Bey des Königs Ahasveri Banquet wurde niemand gesetzt, was er trincken solte; warum bleibt man nicht bey solcher Weise auch unter uns? Wie will man von dem ein starckes Sauffen fordern, dessen Kräffte es nicht zulassen wollen? da die Schrifft selbst im 8 Capitel des Buchs der Richter sagt: Wie der Mann ist, so ist auch seine Krafft; wäre es also am besten, daß man bey dem bliebe, was Martial sagt: Antiquus Mensis restituatur honor. Von des Carls des Grossen Hofhaltung schreibet Aventin, daß daselbst durch ein scharffes Kayserliches Gesetz verboten worden: Niemanden zum Trincken herauszufordern.

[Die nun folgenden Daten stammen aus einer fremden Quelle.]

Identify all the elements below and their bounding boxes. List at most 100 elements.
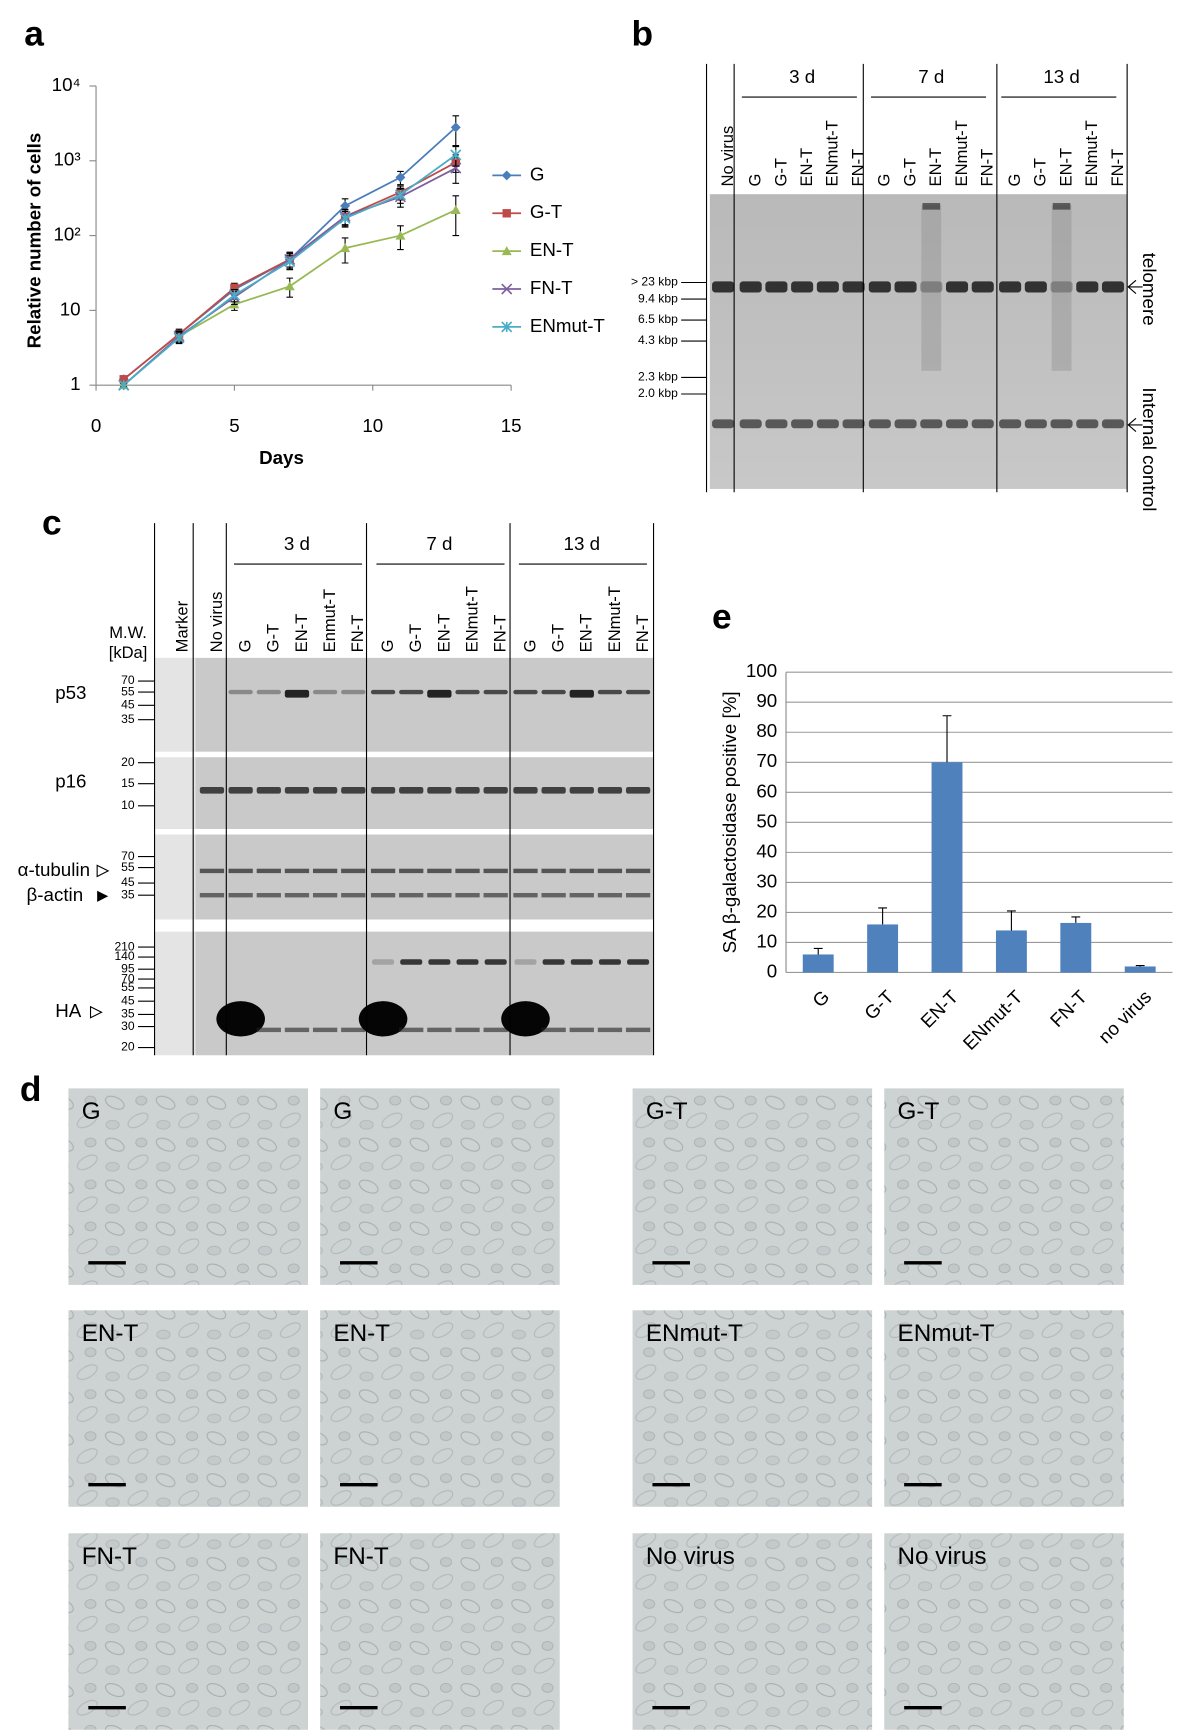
row-label: α-tubulin bbox=[18, 859, 90, 880]
row-label: β-actin bbox=[26, 884, 83, 905]
band bbox=[1050, 419, 1073, 429]
mw-label: 55 bbox=[121, 980, 135, 994]
band bbox=[513, 689, 538, 695]
micrograph-label: FN-T bbox=[333, 1543, 388, 1570]
band bbox=[625, 1027, 651, 1033]
point bbox=[284, 255, 296, 268]
band bbox=[894, 281, 917, 293]
band bbox=[765, 419, 788, 429]
x-tick-label: no virus bbox=[1094, 986, 1155, 1047]
point bbox=[394, 189, 406, 201]
band bbox=[920, 419, 943, 429]
band bbox=[625, 787, 651, 794]
band bbox=[791, 419, 814, 429]
band bbox=[569, 787, 594, 794]
mw-label: 45 bbox=[121, 875, 135, 889]
blot bbox=[195, 834, 654, 920]
band bbox=[712, 419, 735, 429]
band bbox=[399, 787, 424, 794]
band bbox=[483, 787, 508, 794]
point bbox=[450, 149, 462, 161]
actin-arrow bbox=[97, 890, 109, 902]
band bbox=[597, 689, 623, 695]
gel bbox=[709, 194, 1128, 489]
band bbox=[427, 689, 452, 698]
lane-label: G bbox=[520, 639, 539, 652]
y-tick-label: 40 bbox=[756, 840, 777, 861]
band bbox=[513, 868, 538, 874]
band bbox=[312, 1027, 338, 1033]
lane-label: G-T bbox=[771, 158, 790, 186]
band bbox=[284, 689, 310, 698]
blot bbox=[195, 657, 654, 752]
point bbox=[173, 332, 185, 344]
group-label: 3 d bbox=[789, 66, 815, 87]
band bbox=[456, 959, 479, 965]
band bbox=[1101, 281, 1125, 293]
lane-label: ENmut-T bbox=[605, 586, 624, 652]
lane-label: No virus bbox=[718, 126, 737, 187]
band bbox=[256, 868, 281, 874]
point bbox=[340, 243, 351, 253]
band bbox=[483, 892, 508, 898]
micrograph bbox=[632, 1088, 873, 1285]
error-bar bbox=[1006, 910, 1016, 931]
band bbox=[228, 892, 253, 898]
band bbox=[256, 892, 281, 898]
band-arrow bbox=[1127, 417, 1143, 432]
size-marker: 2.0 kbp bbox=[638, 386, 678, 400]
band bbox=[199, 892, 225, 898]
band bbox=[312, 787, 338, 794]
point bbox=[230, 283, 239, 293]
micrograph-label: G bbox=[333, 1098, 352, 1125]
band bbox=[483, 868, 508, 874]
band bbox=[765, 281, 788, 293]
y-tick-label: 100 bbox=[746, 660, 777, 681]
band bbox=[312, 689, 338, 695]
lane-label: FN-T bbox=[633, 615, 652, 653]
lane-label: FN-T bbox=[491, 615, 510, 653]
y-tick-label: 50 bbox=[756, 810, 777, 831]
y-tick-label: 80 bbox=[756, 720, 777, 741]
band bbox=[199, 787, 225, 794]
lane-label: ENmut-T bbox=[462, 586, 481, 652]
lane-label: G-T bbox=[900, 158, 919, 186]
band bbox=[284, 892, 310, 898]
band bbox=[427, 892, 452, 898]
band-label: telomere bbox=[1139, 253, 1160, 326]
mw-label: 35 bbox=[121, 887, 135, 901]
tubulin-arrow bbox=[96, 864, 110, 878]
lane-label: G-T bbox=[1031, 158, 1050, 186]
band bbox=[999, 281, 1022, 293]
micrograph bbox=[68, 1088, 309, 1285]
band bbox=[868, 281, 891, 293]
band bbox=[399, 1027, 424, 1033]
micrograph-label: No virus bbox=[646, 1543, 735, 1570]
band bbox=[597, 1027, 623, 1033]
band bbox=[1076, 419, 1099, 429]
band bbox=[842, 281, 865, 293]
band-label: Internal control bbox=[1139, 387, 1160, 511]
micrograph bbox=[320, 1088, 560, 1285]
micrograph bbox=[320, 1533, 560, 1730]
legend-label: FN-T bbox=[530, 277, 573, 298]
lane-label: EN-T bbox=[797, 148, 816, 187]
band bbox=[598, 959, 621, 965]
panel-letter: e bbox=[712, 598, 732, 637]
band bbox=[542, 959, 565, 965]
lane-label: G bbox=[378, 639, 397, 652]
band bbox=[455, 892, 480, 898]
band bbox=[739, 419, 762, 429]
size-marker: 2.3 kbp bbox=[638, 370, 678, 384]
band bbox=[1024, 281, 1047, 293]
x-tick-label: G bbox=[808, 986, 833, 1011]
mw-label: 30 bbox=[121, 1019, 135, 1033]
error-bar bbox=[813, 947, 823, 955]
band bbox=[541, 868, 566, 874]
lane-label: G bbox=[1005, 174, 1024, 187]
band bbox=[228, 689, 253, 695]
point bbox=[450, 122, 461, 133]
lane-label: ENmut-T bbox=[952, 120, 971, 186]
size-marker: 9.4 kbp bbox=[638, 291, 678, 305]
lane-label: EN-T bbox=[292, 614, 311, 653]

Atque etiam Spartae mos est laudabilis ille,
Ut bibat arbitrio pocula quisque suo.

Zu Sparta ist es eine eingeführte Gewohnheit gewesen, daß ein jeglicher nach seinem Gefallen hat trincken mögen. Von dem unglücklichen Ausgange, welchen offt bey ruchlosen Menschen das viehische Sauffen zu haben pfleget, lieset man in Happelii Relationibus Curiosis Part. V p. 695 jämmerliche Geschichte. Von der Moralität des Sauffens, wie auch was dißfalls so wohl in denen Kriegs- als andern Rechten verordnet ist, und wie nachdrücklich insbesondere denen Soldaten das übermäßige Sauffen und Zutrincken untersaget worden, kan mit mehrerm der Artickel: Trunckenheit nachgesehen werden.